747400sp From United States of America, joined Aug 2003, 4143 posts, RR: 2 Posted (8 years 8 months 2 weeks 18 hours ago) and read 14722 times:
I recently saw a B 52 in action for the first time that I could remeber. When the A/C started it engines, the ground crew hook a cord or hose from an APU cart, to the number 3 and 4 engines. The pilot started the number 3 and 4 pushing them to near full power, them the ground crew unhook the cord or hose and the the pilot push the number 3 and 4 engines to near full power agine, so they could start up number 5 and 6, then the pilot push number 3,4, 5 and 6 to near full, to start up 1 and 2. Then the pilot push all running engines to near full so they could start up 7 and 8.
Is this the normal way to start up a B52, or did they do this because the base that they was visiting was a fighter base, and may not have had eough APU carts to start up all eight of this B-52H engines?
PS: I have to say, after seeing and hearing a BUFF in person. There only few word to destribe a BUFF, A CLASSIC BEAST!
Uscgc130 From , joined Dec 1969, posts, RR:
Reply 2, posted (8 years 8 months 2 weeks 3 hours ago) and read 14575 times:
It strikes me as unlikely that engines 3/4 would need to be brought upnto near full power in order to supply enough bleed air to start any ofnthe other engines. Plus, having that much asymmetrical thrust wouldnprobably place undesirable stress on the airframe.
You bring those two engines up to full power to get enough bleed air to start the other engines. I'm having a hard time picturing why all six running engines would need to be brought to full power to start the last two though.
On the KC-135A, one engine at full power could be used to provide bleed air to start the other three.
Venus6971 From United States of America, joined Dec 2004, 1458 posts, RR: 0
Reply 4, posted (8 years 8 months 2 weeks 2 hours ago) and read 14564 times:
Quoting EBJ1248650 (Reply 3): You bring those two engines up to full power to get enough bleed air to start the other engines. I'm having a hard time picturing why all six running engines would need to be brought to full power to start the last two though.
Because they started two at a time, usally at a Buff base you had a ma1a , -60, or -95 ground cart hooked to the inbd pods and started them first then you went up in power to get them at least 35 to 40 psi of bleed air to turn the the other 4 starters, the only time you used carts was during alert wartime siop or exercises, or just one engine when the pilot needed it for training. That system was mx intensive because of all the breach cleaning and continuity checks that was required.
Prebennorholm From Denmark, joined Mar 2000, 7034 posts, RR: 53
Reply 6, posted (8 years 8 months 1 week 5 days 16 hours ago) and read 14336 times:
Quoting Solnabo (Reply 5): Are the BUFF ever gonna swap engines ´cuz they´re to be around til 2045 according to USAF?
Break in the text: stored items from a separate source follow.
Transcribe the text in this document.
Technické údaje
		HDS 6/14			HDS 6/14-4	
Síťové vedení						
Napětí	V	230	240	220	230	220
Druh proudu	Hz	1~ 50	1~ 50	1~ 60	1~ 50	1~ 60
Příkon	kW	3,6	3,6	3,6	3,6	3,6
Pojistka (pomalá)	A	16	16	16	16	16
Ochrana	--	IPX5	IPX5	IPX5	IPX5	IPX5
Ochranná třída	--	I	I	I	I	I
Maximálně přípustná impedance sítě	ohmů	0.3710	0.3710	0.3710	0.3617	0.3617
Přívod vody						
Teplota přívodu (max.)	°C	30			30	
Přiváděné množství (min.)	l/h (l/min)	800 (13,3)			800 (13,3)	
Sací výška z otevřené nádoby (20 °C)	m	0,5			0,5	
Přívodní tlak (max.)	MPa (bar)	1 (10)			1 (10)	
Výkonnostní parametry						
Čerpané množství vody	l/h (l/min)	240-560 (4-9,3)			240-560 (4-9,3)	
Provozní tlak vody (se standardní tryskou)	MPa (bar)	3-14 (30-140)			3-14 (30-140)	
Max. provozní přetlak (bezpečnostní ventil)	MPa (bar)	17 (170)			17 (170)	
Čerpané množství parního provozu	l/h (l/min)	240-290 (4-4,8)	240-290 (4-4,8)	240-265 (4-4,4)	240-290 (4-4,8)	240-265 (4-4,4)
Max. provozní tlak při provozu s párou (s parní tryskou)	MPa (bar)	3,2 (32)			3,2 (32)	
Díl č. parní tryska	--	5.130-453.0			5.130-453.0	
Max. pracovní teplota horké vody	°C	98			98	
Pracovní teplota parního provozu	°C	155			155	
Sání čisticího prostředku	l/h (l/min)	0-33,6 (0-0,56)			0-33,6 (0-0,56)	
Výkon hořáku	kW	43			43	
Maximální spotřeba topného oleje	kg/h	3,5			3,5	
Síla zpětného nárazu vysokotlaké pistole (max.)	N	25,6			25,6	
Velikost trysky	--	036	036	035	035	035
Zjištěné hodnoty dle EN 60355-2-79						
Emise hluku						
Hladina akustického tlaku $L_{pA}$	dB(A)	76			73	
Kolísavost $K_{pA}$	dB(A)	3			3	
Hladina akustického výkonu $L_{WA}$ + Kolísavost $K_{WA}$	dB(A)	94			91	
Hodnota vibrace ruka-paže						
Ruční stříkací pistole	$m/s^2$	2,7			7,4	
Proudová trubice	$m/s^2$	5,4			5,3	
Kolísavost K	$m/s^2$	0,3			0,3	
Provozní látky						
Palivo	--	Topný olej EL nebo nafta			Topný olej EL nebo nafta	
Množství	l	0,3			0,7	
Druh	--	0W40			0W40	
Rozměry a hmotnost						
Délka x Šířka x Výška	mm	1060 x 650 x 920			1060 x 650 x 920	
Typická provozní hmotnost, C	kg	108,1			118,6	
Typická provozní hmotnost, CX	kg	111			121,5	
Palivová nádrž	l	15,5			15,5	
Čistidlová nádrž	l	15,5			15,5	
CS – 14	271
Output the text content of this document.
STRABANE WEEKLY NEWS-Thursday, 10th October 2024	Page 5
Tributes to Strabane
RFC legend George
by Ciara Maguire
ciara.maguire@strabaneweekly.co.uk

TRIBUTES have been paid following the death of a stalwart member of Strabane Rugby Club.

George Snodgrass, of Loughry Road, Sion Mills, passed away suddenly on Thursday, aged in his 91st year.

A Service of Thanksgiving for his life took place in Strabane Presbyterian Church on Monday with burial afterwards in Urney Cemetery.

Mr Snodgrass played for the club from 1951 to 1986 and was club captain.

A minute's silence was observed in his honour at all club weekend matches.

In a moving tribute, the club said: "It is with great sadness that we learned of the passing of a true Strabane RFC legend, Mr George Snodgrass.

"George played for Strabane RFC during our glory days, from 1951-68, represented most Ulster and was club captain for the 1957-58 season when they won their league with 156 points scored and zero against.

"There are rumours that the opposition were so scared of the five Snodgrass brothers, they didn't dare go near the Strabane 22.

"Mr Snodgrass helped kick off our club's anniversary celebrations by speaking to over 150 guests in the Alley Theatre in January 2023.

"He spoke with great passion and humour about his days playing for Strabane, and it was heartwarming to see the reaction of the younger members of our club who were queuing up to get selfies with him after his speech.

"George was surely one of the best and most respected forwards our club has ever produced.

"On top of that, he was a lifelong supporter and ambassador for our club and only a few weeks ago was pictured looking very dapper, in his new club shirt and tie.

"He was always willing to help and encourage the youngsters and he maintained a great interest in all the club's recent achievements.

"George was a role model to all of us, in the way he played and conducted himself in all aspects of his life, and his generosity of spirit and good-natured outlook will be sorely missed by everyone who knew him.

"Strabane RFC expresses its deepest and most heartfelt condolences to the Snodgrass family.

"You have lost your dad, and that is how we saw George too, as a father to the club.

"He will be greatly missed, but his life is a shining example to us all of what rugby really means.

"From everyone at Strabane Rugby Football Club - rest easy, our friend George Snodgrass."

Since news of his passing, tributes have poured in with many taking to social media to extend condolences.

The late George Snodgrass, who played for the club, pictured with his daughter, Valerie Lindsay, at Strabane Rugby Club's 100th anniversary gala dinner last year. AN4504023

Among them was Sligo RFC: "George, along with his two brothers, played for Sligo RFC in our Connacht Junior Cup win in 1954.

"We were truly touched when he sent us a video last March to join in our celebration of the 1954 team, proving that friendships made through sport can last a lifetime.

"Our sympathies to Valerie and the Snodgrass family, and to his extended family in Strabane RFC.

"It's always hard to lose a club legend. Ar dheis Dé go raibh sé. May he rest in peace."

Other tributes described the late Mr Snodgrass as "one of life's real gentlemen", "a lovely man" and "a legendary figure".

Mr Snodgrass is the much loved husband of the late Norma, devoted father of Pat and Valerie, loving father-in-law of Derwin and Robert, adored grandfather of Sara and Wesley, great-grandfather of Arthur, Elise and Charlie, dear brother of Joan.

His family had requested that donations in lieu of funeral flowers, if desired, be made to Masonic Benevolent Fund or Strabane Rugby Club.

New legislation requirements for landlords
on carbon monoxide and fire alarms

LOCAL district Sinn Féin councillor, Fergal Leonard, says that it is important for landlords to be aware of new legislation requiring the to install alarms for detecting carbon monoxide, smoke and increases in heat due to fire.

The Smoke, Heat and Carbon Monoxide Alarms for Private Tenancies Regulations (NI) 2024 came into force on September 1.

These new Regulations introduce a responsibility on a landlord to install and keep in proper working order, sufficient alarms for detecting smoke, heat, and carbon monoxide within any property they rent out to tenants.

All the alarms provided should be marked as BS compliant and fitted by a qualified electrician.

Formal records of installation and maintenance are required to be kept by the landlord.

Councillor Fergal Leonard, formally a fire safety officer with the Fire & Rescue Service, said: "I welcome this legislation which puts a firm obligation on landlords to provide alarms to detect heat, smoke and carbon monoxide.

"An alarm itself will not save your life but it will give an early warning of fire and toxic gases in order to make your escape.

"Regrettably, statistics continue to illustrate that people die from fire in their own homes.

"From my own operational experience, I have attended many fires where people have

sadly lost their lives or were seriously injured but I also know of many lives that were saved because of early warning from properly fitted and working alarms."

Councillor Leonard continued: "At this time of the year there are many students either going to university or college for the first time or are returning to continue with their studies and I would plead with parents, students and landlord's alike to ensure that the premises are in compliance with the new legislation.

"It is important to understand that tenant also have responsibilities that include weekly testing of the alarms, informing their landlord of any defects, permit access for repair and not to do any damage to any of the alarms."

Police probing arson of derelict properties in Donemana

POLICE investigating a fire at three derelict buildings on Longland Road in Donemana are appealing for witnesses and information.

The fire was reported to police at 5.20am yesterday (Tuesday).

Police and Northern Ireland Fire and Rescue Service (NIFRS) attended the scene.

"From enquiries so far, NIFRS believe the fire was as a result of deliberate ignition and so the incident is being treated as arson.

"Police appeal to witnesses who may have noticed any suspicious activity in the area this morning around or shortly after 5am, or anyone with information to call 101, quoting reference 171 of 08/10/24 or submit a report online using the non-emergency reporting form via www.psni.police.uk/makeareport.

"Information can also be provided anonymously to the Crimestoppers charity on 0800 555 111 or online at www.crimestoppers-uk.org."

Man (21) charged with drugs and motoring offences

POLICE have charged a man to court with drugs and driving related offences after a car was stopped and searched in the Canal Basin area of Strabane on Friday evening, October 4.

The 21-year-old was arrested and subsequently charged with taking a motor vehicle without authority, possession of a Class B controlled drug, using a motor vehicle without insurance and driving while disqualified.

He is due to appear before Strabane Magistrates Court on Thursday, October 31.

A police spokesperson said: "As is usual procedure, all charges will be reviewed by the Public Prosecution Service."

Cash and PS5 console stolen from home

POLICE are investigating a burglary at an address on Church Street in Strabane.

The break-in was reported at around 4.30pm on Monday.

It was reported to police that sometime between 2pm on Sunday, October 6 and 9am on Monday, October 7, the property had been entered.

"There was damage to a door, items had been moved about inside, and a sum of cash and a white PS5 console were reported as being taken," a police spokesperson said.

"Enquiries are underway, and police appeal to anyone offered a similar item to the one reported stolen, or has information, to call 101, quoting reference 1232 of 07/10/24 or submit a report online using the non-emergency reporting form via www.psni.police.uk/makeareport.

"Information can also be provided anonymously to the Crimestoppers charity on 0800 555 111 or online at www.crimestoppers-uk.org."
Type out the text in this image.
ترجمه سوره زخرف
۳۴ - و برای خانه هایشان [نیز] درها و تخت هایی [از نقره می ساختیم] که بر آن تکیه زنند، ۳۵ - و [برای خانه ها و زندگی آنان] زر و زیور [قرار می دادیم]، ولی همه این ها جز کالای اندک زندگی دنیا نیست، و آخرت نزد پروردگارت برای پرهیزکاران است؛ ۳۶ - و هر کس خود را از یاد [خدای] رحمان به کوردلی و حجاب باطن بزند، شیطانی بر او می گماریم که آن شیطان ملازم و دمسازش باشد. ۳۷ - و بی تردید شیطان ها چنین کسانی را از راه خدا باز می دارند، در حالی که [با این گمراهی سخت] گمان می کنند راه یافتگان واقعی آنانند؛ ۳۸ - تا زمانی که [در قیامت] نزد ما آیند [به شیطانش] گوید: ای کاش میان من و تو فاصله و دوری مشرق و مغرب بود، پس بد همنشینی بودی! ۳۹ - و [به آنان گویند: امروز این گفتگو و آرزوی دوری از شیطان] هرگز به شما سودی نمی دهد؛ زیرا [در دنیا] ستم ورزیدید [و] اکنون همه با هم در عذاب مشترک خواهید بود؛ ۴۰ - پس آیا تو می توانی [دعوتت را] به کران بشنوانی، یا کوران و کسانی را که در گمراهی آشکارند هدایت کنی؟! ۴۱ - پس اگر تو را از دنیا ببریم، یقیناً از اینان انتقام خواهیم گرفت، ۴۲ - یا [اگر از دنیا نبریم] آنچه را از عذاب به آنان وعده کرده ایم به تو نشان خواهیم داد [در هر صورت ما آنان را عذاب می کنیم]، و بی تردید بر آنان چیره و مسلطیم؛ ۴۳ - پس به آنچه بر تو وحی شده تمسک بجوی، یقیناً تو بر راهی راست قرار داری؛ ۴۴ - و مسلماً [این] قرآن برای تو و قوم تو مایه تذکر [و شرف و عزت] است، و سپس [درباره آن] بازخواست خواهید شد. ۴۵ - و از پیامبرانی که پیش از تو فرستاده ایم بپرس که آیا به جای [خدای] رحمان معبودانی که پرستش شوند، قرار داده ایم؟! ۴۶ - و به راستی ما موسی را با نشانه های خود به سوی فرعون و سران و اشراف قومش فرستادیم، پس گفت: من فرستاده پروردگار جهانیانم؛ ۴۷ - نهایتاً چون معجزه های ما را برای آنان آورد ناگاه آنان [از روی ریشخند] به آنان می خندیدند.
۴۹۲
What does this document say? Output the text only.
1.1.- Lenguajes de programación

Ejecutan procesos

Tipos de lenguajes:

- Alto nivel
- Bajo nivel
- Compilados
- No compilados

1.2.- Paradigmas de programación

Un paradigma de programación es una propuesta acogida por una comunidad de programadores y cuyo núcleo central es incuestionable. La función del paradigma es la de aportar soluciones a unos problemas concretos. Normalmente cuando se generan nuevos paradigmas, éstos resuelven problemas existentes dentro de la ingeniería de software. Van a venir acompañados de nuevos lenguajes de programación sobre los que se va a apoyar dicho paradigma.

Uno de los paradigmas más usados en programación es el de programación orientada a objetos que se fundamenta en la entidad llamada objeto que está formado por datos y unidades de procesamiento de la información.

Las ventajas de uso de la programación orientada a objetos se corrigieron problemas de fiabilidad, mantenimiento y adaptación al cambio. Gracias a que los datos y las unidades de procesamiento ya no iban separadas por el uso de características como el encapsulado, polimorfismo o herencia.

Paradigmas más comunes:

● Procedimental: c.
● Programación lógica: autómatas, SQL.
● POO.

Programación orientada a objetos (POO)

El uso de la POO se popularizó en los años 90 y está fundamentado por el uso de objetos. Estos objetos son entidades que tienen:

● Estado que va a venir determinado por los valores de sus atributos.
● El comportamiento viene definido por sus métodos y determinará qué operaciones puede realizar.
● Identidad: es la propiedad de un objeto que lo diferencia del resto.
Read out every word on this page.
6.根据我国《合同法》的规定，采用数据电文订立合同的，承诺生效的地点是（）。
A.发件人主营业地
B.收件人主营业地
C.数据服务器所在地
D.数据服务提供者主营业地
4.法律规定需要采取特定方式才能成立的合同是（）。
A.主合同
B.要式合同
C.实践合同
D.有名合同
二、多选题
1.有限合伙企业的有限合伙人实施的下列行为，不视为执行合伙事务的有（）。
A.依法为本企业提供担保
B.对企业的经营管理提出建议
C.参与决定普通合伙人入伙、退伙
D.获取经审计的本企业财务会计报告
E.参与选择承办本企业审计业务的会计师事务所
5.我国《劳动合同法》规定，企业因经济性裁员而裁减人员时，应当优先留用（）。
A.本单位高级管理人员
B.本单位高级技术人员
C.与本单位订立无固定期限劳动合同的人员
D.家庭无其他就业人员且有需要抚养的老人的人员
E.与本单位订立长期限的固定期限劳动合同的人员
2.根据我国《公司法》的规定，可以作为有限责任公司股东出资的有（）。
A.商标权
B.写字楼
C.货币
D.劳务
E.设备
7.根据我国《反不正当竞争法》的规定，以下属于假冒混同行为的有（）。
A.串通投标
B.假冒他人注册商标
Huh, I could see the buff one day with four CFM56-5C4 replacing the eight PW TF-33 (the 34klbs engine used on A340-300). Also because other CFM56 versions (F108) are already in widespread use by the USAF.
But it's an awful lot of money. And the tanker replacement has higher priority and seems to last for ages.
Probably nothing will happen on the southern side of 2020. Plenty of former civil JT3Ds are sitting (or have been sitting) on KC-135Es and may "free of charge" soldier on on the buff.
But I have doubts. The TF-33 keeps its thrust much better at very high altitudes than any modern high bypass ratio turbofan engine. That may be a quality which has higher priority than longer unrefueled range.
Those birds are not flying 16 hours a day 7 days a week, so fuel cost is hardly a major consideration.
We can also hope that world peace breaks out first, and the buffs can be beercanned instead.
Always keep your number of landings equal to your number of take-offs
KC135TopBoom From United States of America, joined Jan 2005, 12336 posts, RR: 51
Reply 7, posted (8 years 8 months 4 days 18 hours ago) and read 14107 times:
Quoting Prebennorholm (Reply 6): The TF-33 keeps its thrust much better at very high altitudes than any modern high bypass ratio turbofan engine. That may be a quality which has higher priority than longer unrefueled range.
That is true, low bypass engines are more effeicent at high altitudes than high bypass engines, turbojets are even better. Refueling is not a problems as long as the KC-135 is around.
Quoting Prebennorholm (Reply 6): Those birds are not flying 16 hours a day 7 days a week, so fuel cost is hardly a major consideration.
Fuel costs are a major concern. A fully loaded B-52H (with weapons) needs about 40,000lbs of fuel per hour, at cruise. When you fly from LA or ND to Guam, then Deigo Garcia, then Afghanistan, that's a lot of fuel. (total flight time from Barksdale to Deigo is 22 hours, if you go non-stop).